15. One Acre of Land on the Moon
LunarLand.com, "Earth's oldest, most recognized celestial real estate agency." -- $29.99 to $59.99
You promised her the moon and gave her a lousy lunar acre? Since 1980, over 300 million moon acres have been sold as entirely useless gifts. But wait, there's more! The premium package includes lunar documents listing the actual location of your acre by quadrant. Upgrade to continent-sized parcel of five-million-plus acres for just $13 million and she'll be thrilled you blew all that money on something so utterly inane.User Comment: "I’d much rather have a membership in the Bacon of the Month Club than, say, an acre of moon property. Heck, I’d rather have one slice of bacon than lunar real estate." --Jax
16. Stuffed Toy Version of Your Face
IAmAStuffedAnimal.com -- $65
Makes the perfect punching bag if you're planning to dump your partner on Valentine's Day. Just add a few strands of your hair before wrapping.
17. Flitter Fairy
Top Notch Gift -- $19.95
An excellent gift for any girl, as long as she's under 10 years of age.

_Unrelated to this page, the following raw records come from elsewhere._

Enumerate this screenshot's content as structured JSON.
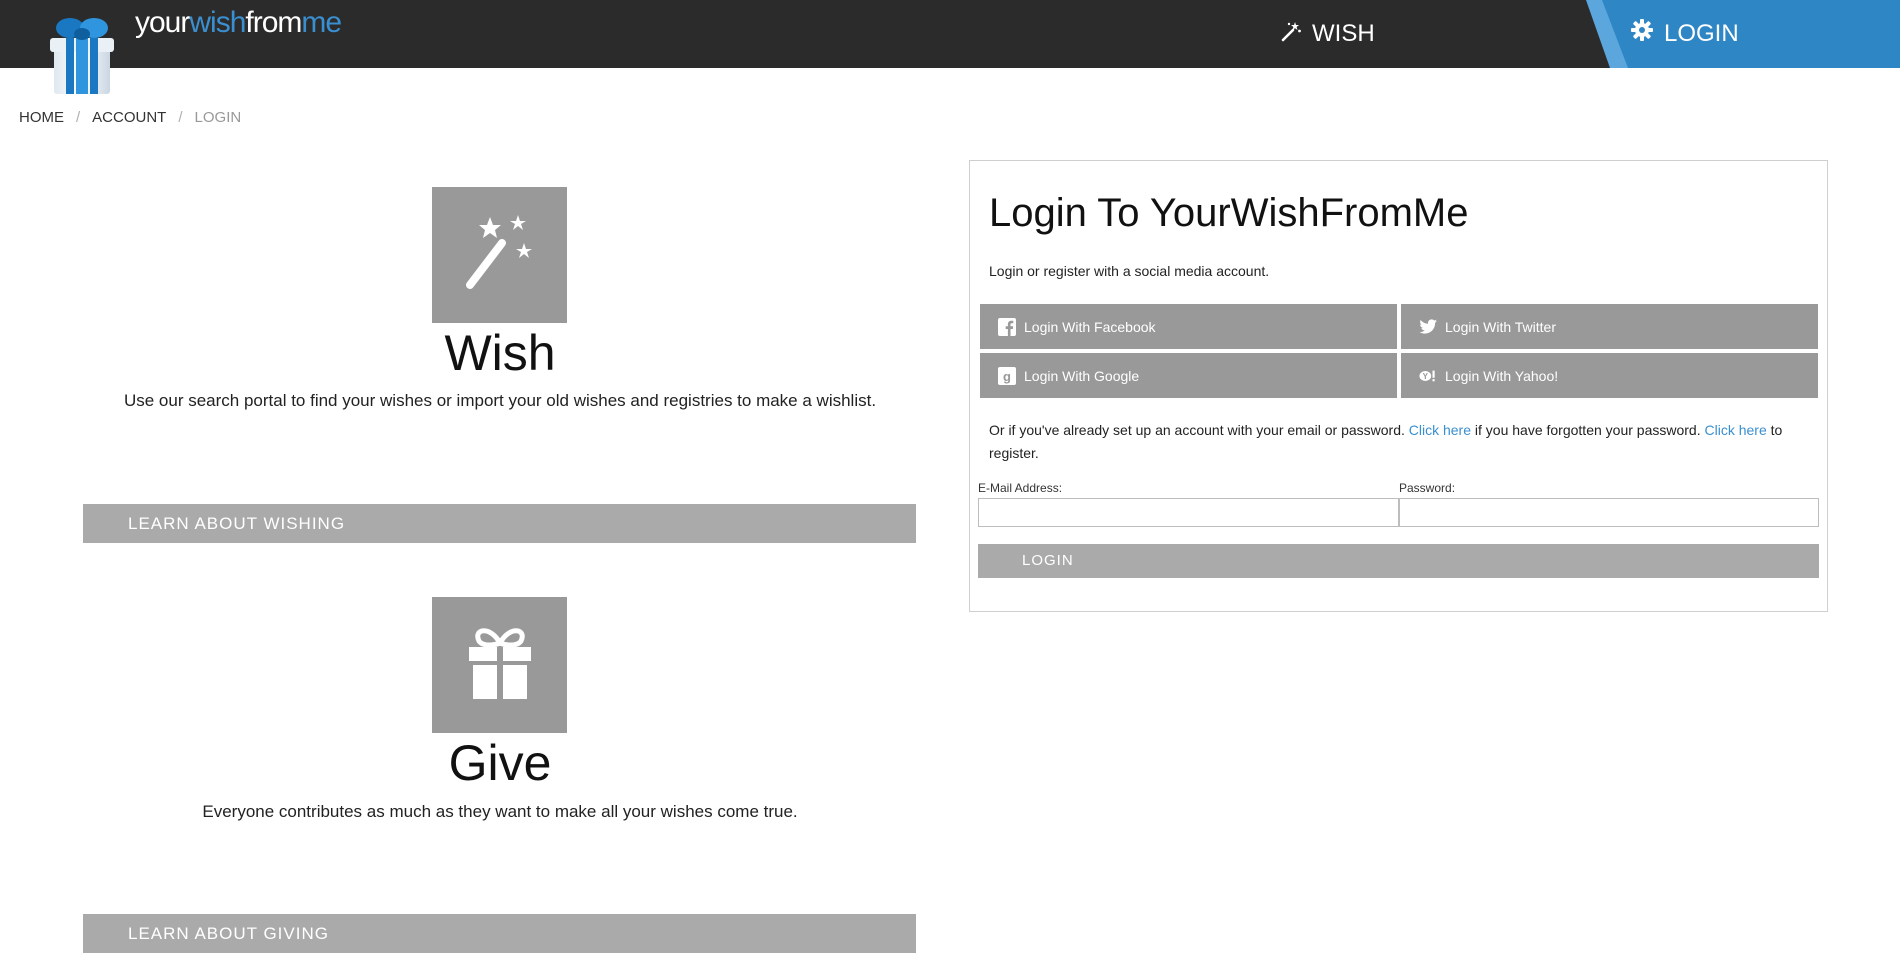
{
  "header": {
    "brand": {
      "part1": "your",
      "part2": "wish",
      "part3": "from",
      "part4": "me"
    },
    "nav": {
      "wish_label": "WISH",
      "login_label": "LOGIN"
    },
    "colors": {
      "bar": "#2b2b2b",
      "accent": "#2f86c5",
      "accent_light": "#5ba7dd"
    }
  },
  "breadcrumb": {
    "items": [
      "HOME",
      "ACCOUNT",
      "LOGIN"
    ],
    "separator": "/"
  },
  "features": [
    {
      "icon": "magic-wand-icon",
      "title": "Wish",
      "description": "Use our search portal to find your wishes or import your old wishes and registries to make a wishlist.",
      "learn_label": "LEARN ABOUT WISHING"
    },
    {
      "icon": "gift-icon",
      "title": "Give",
      "description": "Everyone contributes as much as they want to make all your wishes come true.",
      "learn_label": "LEARN ABOUT GIVING"
    }
  ],
  "login_panel": {
    "title": "Login To YourWishFromMe",
    "subtitle": "Login or register with a social media account.",
    "social": [
      {
        "label": "Login With Facebook",
        "icon": "facebook-icon"
      },
      {
        "label": "Login With Twitter",
        "icon": "twitter-icon"
      },
      {
        "label": "Login With Google",
        "icon": "google-icon"
      },
      {
        "label": "Login With Yahoo!",
        "icon": "yahoo-icon"
      }
    ],
    "info": {
      "part1": "Or if you've already set up an account with your email or password. ",
      "link1": "Click here",
      "part2": " if you have forgotten your password. ",
      "link2": "Click here",
      "part3": " to register."
    },
    "email_label": "E-Mail Address:",
    "email_value": "",
    "password_label": "Password:",
    "password_value": "",
    "login_button": "LOGIN"
  }
}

Give a fairy to an adult woman and she'll begin to wonder if you truly are just a Metrosexual. According to the sucrose-sweet copy, "Flitter Fairies™ magically flit and fly all around you with enchanted flapping wings! It’s easy to guide your fairy with your magic wand!" Make sure you check out the promotional video on the product page.
18. Your Faces on Adam and Eve Artwork
MyDavinci -- $44.45
Imagine your photos seamlessly transformed onto Adam and Eve's faces by professional artists. Ack! Also available in 27 other styles. Fig leaves included. Older couples may enjoy the American Gothic version.
19. "I Comes Before U" T-shirt
Better Than Pants -- Reduced to $9 from $17.99 (Can't imagine why)
Let your love know they're a raging egotist with this white cotton shirt. Comes in up to 5XL, for that extra added insult. But the "You'll Do" T-Shirt for yourself and sleep on the couch for a year.
20. Electronic Matrimonial Mediation Marriage Counselor
Uncommon Goods -- $125
Why pay for a marriage counselor when you can let a machine solve your disputes. A spin of the wheel offers 10 different humorous, yet helpful, illustrated suggestions. "Makes a great gift for newlyweds." Yeah, right!
21. 8-Bit Dynamic Life Shirt: Measures Proximity to Your Lover
ThinkGeek -- $24.99
I've saved the tackiest for last. One shirt's for you, one for your lover. Whenever you're both "in range," the pixilated hearts on the chest start brightly glowing, "letting you know you're close enough to hug." If you can't figure that out without a shirt, something is drastically wrong with your relationship. Make sure you check out the lame sales video on the ThinkGeek site.